Joseph L. Smilanick, David Sorenson, Monir Mansour, Jonah Aieyabei, and Pilar Plaza
A brief (15 or 30 seconds) high-volume, low-pressure, hot-water drench at 68, 120, 130, 140, or 145 °F (20.0, 48.9, 54.4, 60.0, or 62.8 °C) was applied over rotating brushes to `Eureka' lemons (Citrus limon) and `Valencia' oranges (Citrus sinensis).

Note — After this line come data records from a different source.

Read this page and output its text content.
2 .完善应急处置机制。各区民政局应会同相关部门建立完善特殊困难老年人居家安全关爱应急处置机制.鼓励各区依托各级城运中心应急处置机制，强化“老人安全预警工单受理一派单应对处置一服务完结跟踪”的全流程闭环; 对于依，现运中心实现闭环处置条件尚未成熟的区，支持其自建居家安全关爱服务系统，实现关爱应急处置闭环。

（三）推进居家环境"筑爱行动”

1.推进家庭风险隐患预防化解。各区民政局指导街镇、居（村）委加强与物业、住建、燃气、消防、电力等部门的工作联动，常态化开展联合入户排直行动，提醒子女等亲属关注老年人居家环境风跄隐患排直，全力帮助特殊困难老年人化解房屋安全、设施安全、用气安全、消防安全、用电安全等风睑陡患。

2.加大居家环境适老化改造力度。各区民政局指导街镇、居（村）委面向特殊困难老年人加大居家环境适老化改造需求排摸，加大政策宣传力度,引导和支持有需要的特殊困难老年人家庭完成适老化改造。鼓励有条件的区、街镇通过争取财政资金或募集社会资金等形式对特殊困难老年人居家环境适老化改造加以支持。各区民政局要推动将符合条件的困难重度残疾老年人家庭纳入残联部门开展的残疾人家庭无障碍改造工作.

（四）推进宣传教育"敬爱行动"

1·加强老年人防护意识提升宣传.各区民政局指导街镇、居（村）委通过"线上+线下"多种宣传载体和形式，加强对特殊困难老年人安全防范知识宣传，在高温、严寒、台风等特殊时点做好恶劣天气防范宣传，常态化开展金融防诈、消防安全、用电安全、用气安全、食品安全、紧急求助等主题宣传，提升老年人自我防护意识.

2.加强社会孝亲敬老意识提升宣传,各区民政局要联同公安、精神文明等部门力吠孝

The impact of this treatment on populations of surface microbes, injury to the fruit, the incidence of green mold (Penicillium digitatum)or sour rot (Geotrichum citri-aurantii), when inoculated into wounds one day prior to treatment, and temperatures required to kill the spores of these fungi and P. italicum suspended in hot water were determined. Fruit microbial populations were determined immediately after treatment. Decay and injuries were assessed after storage for 3 weeks at 55 °F (12.8 °C). The efficacy of the hot water treatments was compared to immersion of fruit in 3% wt/vol sodium carbonate at 95 °F (35.0 °C) for 30 seconds, a common commercial practice in California. Initial yeast and mold populations, initially log10 6.0 per fruit, were reduced to log10 3.3 on lemons and log10 4.2 on oranges by a 15-second treatment at 145 °F. Green mold control improved with increasing temperature and treatment duration. Green mold incidence was reduced from 97.9% and 98.0% on untreated lemons and oranges, respectively, to 14.5% and 9.4% by 30 seconds treatment with 145 °F water. However, immersion of lemons or oranges in 3% wt/vol sodium carbonate was superior and reduced green mold to 8.0% and 8.9%, respectively. Sour rot incidence on lemons averaged 84.3% after all water treatments, and was not significantly reduced, although arthrospores of G. citriaurantii died at lower water temperatures than spores of P. digitatum and P. italicum in in vitro tests. Sodium carbonate treatment for 30 seconds at 95 °F reduced sour rot to 36.7%. None of the treatments caused visible injuries to the fruit.